Ten , dix, zehn, deca… Diez. Las mareas de mi embriaguez.
‘… y llamó Dios a la parte seca Tierra, y a la reunión de las aguas llamó Mares; y vio Dios que esto era bueno…’
Zehn. Las que cuentas para no reventar porque si no las cuentas revientas y se oye lejano un grito de valkiria coagulando la noche. Ten, dijiste, ten las cuentas de este collar que se cuentan por diez. Por diez tipos de piedras. Por diez heridas sangrantes. Ten. Trae. Como las gotas, también de sangre, de esos diez grandes ríos que agonizan sin agua implorando una lluvia densa: en Asia el Yangtze, el Mekong, el Salween, el Ganges y el Indo; el Danubio en Europa; en América, el Bravo y La Plata; en África, el Nilo; y el Murria en Australia. Dix. Dix cauces de dolor y un llanto aliquebrado.
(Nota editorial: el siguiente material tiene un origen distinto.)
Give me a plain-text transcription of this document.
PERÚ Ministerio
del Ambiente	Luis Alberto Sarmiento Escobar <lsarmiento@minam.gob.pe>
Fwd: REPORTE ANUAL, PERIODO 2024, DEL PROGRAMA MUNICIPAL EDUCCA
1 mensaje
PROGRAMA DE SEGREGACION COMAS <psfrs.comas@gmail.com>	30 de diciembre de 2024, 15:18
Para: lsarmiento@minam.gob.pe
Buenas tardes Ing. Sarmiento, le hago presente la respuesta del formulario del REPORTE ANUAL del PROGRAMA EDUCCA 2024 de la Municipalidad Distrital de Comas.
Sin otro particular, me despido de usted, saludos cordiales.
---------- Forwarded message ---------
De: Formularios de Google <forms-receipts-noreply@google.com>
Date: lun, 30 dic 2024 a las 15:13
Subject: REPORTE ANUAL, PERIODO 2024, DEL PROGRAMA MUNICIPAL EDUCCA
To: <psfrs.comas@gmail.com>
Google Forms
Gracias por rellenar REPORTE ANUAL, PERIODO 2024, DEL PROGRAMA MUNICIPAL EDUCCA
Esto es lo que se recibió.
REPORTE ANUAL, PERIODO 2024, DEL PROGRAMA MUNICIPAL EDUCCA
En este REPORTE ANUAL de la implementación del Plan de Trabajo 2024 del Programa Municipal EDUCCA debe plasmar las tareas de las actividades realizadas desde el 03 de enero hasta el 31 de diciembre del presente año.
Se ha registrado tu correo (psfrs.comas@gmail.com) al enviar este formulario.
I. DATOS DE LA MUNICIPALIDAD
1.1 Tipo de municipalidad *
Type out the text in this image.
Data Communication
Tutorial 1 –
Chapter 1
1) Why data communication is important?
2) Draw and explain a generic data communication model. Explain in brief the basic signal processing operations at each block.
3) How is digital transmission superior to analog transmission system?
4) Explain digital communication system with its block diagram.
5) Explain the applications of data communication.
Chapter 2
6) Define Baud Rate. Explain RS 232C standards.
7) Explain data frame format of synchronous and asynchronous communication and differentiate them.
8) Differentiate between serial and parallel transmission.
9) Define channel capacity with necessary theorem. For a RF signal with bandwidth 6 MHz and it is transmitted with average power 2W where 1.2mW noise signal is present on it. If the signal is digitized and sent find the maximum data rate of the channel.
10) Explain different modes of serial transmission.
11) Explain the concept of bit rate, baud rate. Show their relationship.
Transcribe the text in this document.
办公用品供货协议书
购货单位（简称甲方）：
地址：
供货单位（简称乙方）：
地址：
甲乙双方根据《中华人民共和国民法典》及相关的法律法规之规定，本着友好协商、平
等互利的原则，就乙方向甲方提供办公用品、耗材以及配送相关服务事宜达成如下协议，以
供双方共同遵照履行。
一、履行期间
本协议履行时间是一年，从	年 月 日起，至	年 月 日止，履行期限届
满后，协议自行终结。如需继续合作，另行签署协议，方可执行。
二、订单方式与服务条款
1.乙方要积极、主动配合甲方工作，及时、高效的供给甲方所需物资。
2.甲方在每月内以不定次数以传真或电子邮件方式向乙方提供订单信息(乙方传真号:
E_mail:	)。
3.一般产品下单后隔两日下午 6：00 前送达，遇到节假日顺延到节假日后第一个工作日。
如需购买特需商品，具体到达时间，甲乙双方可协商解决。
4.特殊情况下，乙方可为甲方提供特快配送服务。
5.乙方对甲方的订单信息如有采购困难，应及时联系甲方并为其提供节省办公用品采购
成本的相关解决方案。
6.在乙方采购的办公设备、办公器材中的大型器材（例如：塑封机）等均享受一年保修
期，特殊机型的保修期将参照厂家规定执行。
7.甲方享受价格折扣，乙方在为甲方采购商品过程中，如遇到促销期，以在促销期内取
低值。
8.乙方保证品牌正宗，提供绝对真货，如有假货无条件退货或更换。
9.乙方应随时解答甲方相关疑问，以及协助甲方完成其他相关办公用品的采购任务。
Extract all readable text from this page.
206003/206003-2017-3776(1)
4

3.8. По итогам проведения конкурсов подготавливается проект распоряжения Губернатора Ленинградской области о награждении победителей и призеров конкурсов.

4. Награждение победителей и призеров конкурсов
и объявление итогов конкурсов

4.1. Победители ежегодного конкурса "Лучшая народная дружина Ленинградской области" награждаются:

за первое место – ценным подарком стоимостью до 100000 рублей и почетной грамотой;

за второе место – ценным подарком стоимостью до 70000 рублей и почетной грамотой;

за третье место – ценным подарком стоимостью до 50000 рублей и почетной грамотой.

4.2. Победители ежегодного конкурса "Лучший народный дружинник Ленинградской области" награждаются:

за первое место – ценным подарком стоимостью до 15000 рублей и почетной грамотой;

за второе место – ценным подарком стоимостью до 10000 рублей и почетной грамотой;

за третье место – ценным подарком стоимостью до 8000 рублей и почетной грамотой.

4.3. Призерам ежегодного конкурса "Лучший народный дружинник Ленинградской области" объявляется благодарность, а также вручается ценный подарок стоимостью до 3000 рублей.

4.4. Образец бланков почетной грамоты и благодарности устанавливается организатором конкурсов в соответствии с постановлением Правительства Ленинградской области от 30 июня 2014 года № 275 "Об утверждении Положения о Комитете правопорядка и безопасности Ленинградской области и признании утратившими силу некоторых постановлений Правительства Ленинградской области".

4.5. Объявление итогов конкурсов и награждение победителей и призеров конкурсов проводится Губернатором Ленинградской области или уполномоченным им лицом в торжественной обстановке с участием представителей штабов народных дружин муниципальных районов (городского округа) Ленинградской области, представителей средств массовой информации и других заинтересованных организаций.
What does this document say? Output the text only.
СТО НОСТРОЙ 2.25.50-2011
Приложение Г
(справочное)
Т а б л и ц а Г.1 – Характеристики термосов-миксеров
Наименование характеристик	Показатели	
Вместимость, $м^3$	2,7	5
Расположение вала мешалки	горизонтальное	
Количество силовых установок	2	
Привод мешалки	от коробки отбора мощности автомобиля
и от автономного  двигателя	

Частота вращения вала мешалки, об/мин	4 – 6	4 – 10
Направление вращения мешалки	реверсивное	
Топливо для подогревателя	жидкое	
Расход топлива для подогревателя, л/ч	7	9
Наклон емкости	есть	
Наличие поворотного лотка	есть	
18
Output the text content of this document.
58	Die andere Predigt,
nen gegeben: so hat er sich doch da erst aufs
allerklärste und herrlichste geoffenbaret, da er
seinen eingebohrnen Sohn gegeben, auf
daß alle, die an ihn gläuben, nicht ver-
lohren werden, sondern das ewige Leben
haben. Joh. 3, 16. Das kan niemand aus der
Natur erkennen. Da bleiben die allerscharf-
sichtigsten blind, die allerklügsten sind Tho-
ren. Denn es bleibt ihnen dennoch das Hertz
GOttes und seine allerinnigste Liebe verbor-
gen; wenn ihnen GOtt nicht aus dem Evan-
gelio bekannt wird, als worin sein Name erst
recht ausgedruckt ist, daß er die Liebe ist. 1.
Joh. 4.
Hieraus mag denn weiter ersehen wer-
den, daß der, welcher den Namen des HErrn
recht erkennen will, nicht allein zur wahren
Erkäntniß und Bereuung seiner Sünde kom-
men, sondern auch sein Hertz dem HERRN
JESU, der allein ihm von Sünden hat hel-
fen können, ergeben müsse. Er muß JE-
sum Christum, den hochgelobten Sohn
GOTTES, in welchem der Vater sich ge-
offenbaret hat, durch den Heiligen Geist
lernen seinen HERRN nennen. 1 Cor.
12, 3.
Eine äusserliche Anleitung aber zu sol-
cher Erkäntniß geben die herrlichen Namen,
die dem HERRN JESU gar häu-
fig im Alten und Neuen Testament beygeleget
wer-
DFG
Ten. Trae. Dame tus noches, todas tus noches, tus diez primeras noches. Aquellas noches de las bodas de diez leguas como diez gladiadores reptando hacia la reina Arbal. Y luego, cuando te vayas, no te rías de mi sombrero azul ni de los arrecifes cuarteados que imbéciles sonríen al alba. Ten. ¡Ten! Si tú me dices ten, lo dejo todo: ‘Los diez libros de Fortuna de Amor’ de Antonio Lofrasso y los diez ‘De Architectura’ de Marco Vitruvio. Todo. La última baza del guiñote y los diez bruscos minutos de tus demoras. Que son diez, que los tengo contados: diez. Lo juro por tetractis. Juro por tetractis que aquellos minutos parecen cien. Pero nocturnitos somos y en la noche nos encontraremos, que perito en lunas soy y por tal me tengo. Ten. Dame tus noches, dame tus días, dame tu diez. Y, luego, cuando al amanecer tus ojos se inunden de añil, nunca olvides mi luna negra.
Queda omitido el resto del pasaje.